Jurisprudence as an Expression of Character
Law & Liberty
Books about John Marshall do different things. Some concern Marshall’s political and constitutional thought, as well as his complex commitments to classical liberalism and republican principles. Perhaps the chief work of this type is Robert K. Faulkner’s classic and still unsurpassed The Jurisprudence of John Marshall (1968). Then there are more institutionally oriented studies. These draw larger lessons from Marshall’s life and times about the development, role, and influence of the Supreme Court in the early republic. Charles Hobson’s powerful The Great Chief Justice: John Marshall and the Rule of Law (1996) and R. Kent Newmyer’s John Marshall and the Heroic Age of the Supreme Court (2001) are notable contributions of this kind. So, in its way, is Edward Corwin’s idiosyncratic John Marshall and the Constitution (1919). (Who cannot appreciate, at least a little, a book with such extravagances as, “The Hildebrand of American constitutionalism is John Marshall”?)

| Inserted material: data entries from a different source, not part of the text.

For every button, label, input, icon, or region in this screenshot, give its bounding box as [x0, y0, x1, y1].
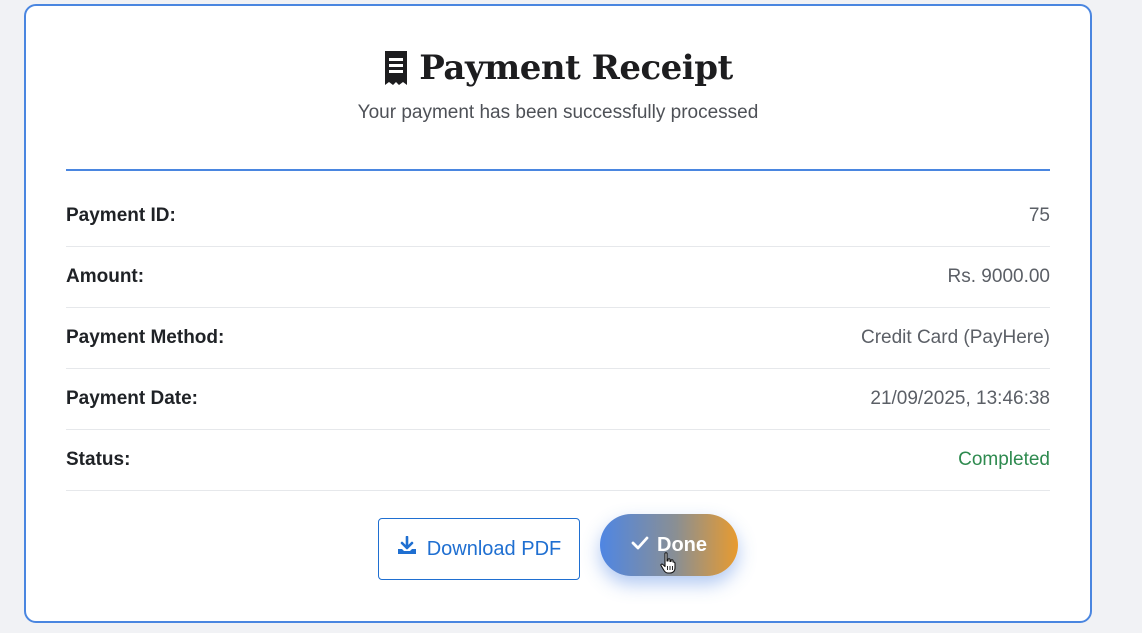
action-bar: Download PDF Done — [26, 514, 1090, 580]
detail-row-payment-id: Payment ID: 75 — [66, 186, 1050, 247]
download-icon — [397, 535, 417, 562]
download-pdf-button[interactable]: Download PDF — [378, 518, 580, 580]
receipt-icon — [383, 51, 409, 85]
title-row: Payment Receipt — [26, 48, 1090, 88]
detail-label: Payment ID: — [66, 205, 176, 226]
detail-label: Amount: — [66, 266, 145, 287]
page-subtitle: Your payment has been successfully proce… — [357, 102, 759, 123]
download-label: Download PDF — [426, 537, 562, 560]
detail-value: 75 — [1028, 205, 1050, 226]
details-list: Payment ID: 75 Amount: Rs. 9000.00 Payme… — [66, 186, 1050, 491]
header-divider — [66, 169, 1050, 171]
status-value: Completed — [958, 449, 1050, 470]
detail-row-amount: Amount: Rs. 9000.00 — [66, 247, 1050, 308]
detail-row-status: Status: Completed — [66, 430, 1050, 491]
done-button[interactable]: Done — [600, 514, 738, 576]
detail-value: 21/09/2025, 13:46:38 — [870, 388, 1050, 409]
check-icon — [631, 534, 649, 557]
detail-label: Payment Method: — [66, 327, 225, 348]
detail-row-payment-method: Payment Method: Credit Card (PayHere) — [66, 308, 1050, 369]
detail-label: Status: — [66, 449, 131, 470]
detail-value: Credit Card (PayHere) — [861, 327, 1050, 348]
receipt-card: Payment Receipt Your payment has been su… — [24, 4, 1092, 623]
detail-value: Rs. 9000.00 — [947, 266, 1050, 287]
detail-row-payment-date: Payment Date: 21/09/2025, 13:46:38 — [66, 369, 1050, 430]
receipt-header: Payment Receipt Your payment has been su… — [26, 48, 1090, 124]
detail-label: Payment Date: — [66, 388, 198, 409]
page-title: Payment Receipt — [419, 48, 733, 88]
hand-cursor-icon — [660, 552, 676, 574]
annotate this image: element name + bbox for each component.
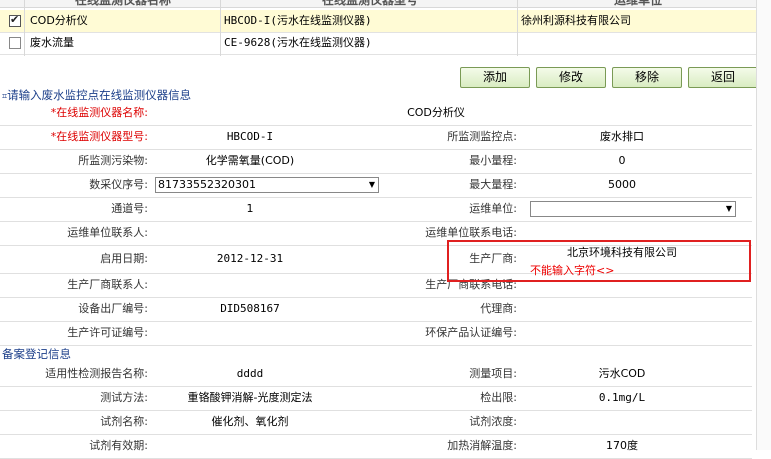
min-range-value[interactable]: 0 bbox=[527, 149, 717, 173]
maker-error-text: 不能输入字符<> bbox=[530, 264, 615, 277]
list-header: 在线监测仪器名称 在线监测仪器型号 运维单位 bbox=[0, 0, 757, 8]
point-value[interactable]: 废水排口 bbox=[527, 125, 717, 149]
remove-button[interactable]: 移除 bbox=[612, 67, 682, 88]
start-date-value[interactable]: 2012-12-31 bbox=[154, 245, 346, 273]
limit-value[interactable]: 0.1mg/L bbox=[527, 386, 717, 410]
reagent-label: 试剂名称: bbox=[100, 415, 148, 428]
add-button[interactable]: 添加 bbox=[460, 67, 530, 88]
form-row: *在线监测仪器型号: HBCOD-I 所监测监控点: 废水排口 bbox=[0, 125, 752, 150]
form-row: 试剂名称: 催化剂、氧化剂 试剂浓度: bbox=[0, 410, 752, 435]
row-unit: 徐州利源科技有限公司 bbox=[521, 14, 631, 27]
form-row: 测试方法: 重铬酸钾消解-光度测定法 检出限: 0.1mg/L bbox=[0, 386, 752, 411]
conc-value[interactable] bbox=[527, 410, 717, 434]
validity-label: 试剂有效期: bbox=[89, 439, 148, 452]
header-name: 在线监测仪器名称 bbox=[75, 0, 172, 7]
ops-contact-label: 运维单位联系人: bbox=[67, 226, 148, 239]
name-value[interactable]: COD分析仪 bbox=[154, 101, 718, 125]
temp-value[interactable]: 170度 bbox=[527, 434, 717, 458]
channel-label: 通道号: bbox=[111, 202, 148, 215]
row-model: HBCOD-I(污水在线监测仪器) bbox=[224, 14, 372, 27]
chevron-down-icon: ▼ bbox=[725, 204, 732, 213]
method-label: 测试方法: bbox=[100, 391, 148, 404]
factory-no-label: 设备出厂编号: bbox=[78, 302, 148, 315]
pollutant-label: 所监测污染物: bbox=[78, 154, 148, 167]
item-label: 测量项目: bbox=[469, 367, 517, 380]
ops-unit-label: 运维单位: bbox=[469, 202, 517, 215]
report-label: 适用性检测报告名称: bbox=[45, 367, 148, 380]
back-button[interactable]: 返回 bbox=[688, 67, 758, 88]
row-name: 废水流量 bbox=[30, 36, 74, 49]
form-row: 数采仪序号: 81733552320301 ▼ 最大量程: 5000 bbox=[0, 173, 752, 198]
form-row: 通道号: 1 运维单位: ▼ bbox=[0, 197, 752, 222]
channel-value[interactable]: 1 bbox=[154, 197, 346, 221]
method-value[interactable]: 重铬酸钾消解-光度测定法 bbox=[154, 386, 346, 410]
agent-label: 代理商: bbox=[480, 302, 517, 315]
max-range-label: 最大量程: bbox=[469, 178, 517, 191]
form-row: 设备出厂编号: DID508167 代理商: bbox=[0, 297, 752, 322]
env-cert-value[interactable] bbox=[527, 321, 717, 345]
model-label: *在线监测仪器型号: bbox=[50, 130, 148, 143]
row-model: CE-9628(污水在线监测仪器) bbox=[224, 36, 372, 49]
row-checkbox[interactable] bbox=[9, 37, 21, 49]
header-model: 在线监测仪器型号 bbox=[322, 0, 419, 7]
list-row-flow[interactable]: 废水流量 CE-9628(污水在线监测仪器) bbox=[0, 32, 757, 55]
edit-button[interactable]: 修改 bbox=[536, 67, 606, 88]
ops-unit-select[interactable]: ▼ bbox=[530, 201, 736, 217]
license-label: 生产许可证编号: bbox=[67, 326, 148, 339]
validity-value[interactable] bbox=[154, 434, 346, 458]
list-row-cod[interactable]: COD分析仪 HBCOD-I(污水在线监测仪器) 徐州利源科技有限公司 bbox=[0, 10, 757, 33]
form-row: 适用性检测报告名称: dddd 测量项目: 污水COD bbox=[0, 362, 752, 387]
model-value[interactable]: HBCOD-I bbox=[154, 125, 346, 149]
name-label: *在线监测仪器名称: bbox=[50, 106, 148, 119]
agent-value[interactable] bbox=[527, 297, 717, 321]
maker-contact-label: 生产厂商联系人: bbox=[67, 278, 148, 291]
point-label: 所监测监控点: bbox=[447, 130, 517, 143]
form-row: 生产许可证编号: 环保产品认证编号: bbox=[0, 321, 752, 346]
env-cert-label: 环保产品认证编号: bbox=[425, 326, 517, 339]
ops-contact-value[interactable] bbox=[154, 221, 346, 245]
header-unit: 运维单位 bbox=[614, 0, 663, 7]
pollutant-value[interactable]: 化学需氧量(COD) bbox=[154, 149, 346, 173]
section-instrument-title: ⌗请输入废水监控点在线监测仪器信息 bbox=[2, 88, 192, 102]
instrument-list: 在线监测仪器名称 在线监测仪器型号 运维单位 COD分析仪 HBCOD-I(污水… bbox=[0, 0, 758, 56]
serial-select-value: 81733552320301 bbox=[158, 178, 256, 191]
form-row: 所监测污染物: 化学需氧量(COD) 最小量程: 0 bbox=[0, 149, 752, 174]
serial-label: 数采仪序号: bbox=[89, 178, 148, 191]
row-name: COD分析仪 bbox=[30, 14, 88, 27]
report-value[interactable]: dddd bbox=[154, 362, 346, 386]
reagent-value[interactable]: 催化剂、氧化剂 bbox=[154, 410, 346, 434]
form-row: 试剂有效期: 加热消解温度: 170度 bbox=[0, 434, 752, 459]
temp-label: 加热消解温度: bbox=[447, 439, 517, 452]
limit-label: 检出限: bbox=[480, 391, 517, 404]
maker-contact-value[interactable] bbox=[154, 273, 346, 297]
conc-label: 试剂浓度: bbox=[469, 415, 517, 428]
scrollbar[interactable] bbox=[756, 0, 771, 450]
min-range-label: 最小量程: bbox=[469, 154, 517, 167]
start-date-label: 启用日期: bbox=[100, 252, 148, 265]
row-checkbox[interactable] bbox=[9, 13, 21, 27]
license-value[interactable] bbox=[154, 321, 346, 345]
form-row: *在线监测仪器名称: COD分析仪 bbox=[0, 101, 752, 126]
section-record-title: 备案登记信息 bbox=[2, 347, 71, 361]
factory-no-value[interactable]: DID508167 bbox=[154, 297, 346, 321]
item-value[interactable]: 污水COD bbox=[527, 362, 717, 386]
max-range-value[interactable]: 5000 bbox=[527, 173, 717, 197]
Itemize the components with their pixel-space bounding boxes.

Finally, there are the more biographical and personal works, the exemplar of which remains Albert Beveridge’s gargantuan, Pulitzer Prize-winning Life of John Marshall, published in 1916 (volumes 1 and 2) and 1919 (volumes 3 and 4), which has provided subsequent generations of academics ample fodder for Marshall mythmaking of a politically distinctive sort. Jean Edward Smith’s not-quite-so-meaty John Marshall: Definer of a Nation (1998) is a more recent, straightforwardly biographical study. Marshall books in this category certainly do not avoid legal and jurisprudential issues. But they also attend to Marshall the statesman, the politician, the lawyer, the friend, the confidant, and the family man. They are interested in how Marshall the man might illuminate Marshall the judge.
Richard Brookhiser’s John Marshall: The Man Who Made the Supreme Court is a new entry in this last genre. Unlike its predecessors, Brookhiser’s book is an elegantly succinct, readable, and accessible account of Marshall’s life. It explores Marshall’s virtues and personal qualities, as well as some of his shortcomings, to show their contribution to his impact on the Supreme Court. It does so while largely avoiding Marshall the father, the husband, the Christian, and so on, focusing instead on those salient character traits that can be gleaned from his public service.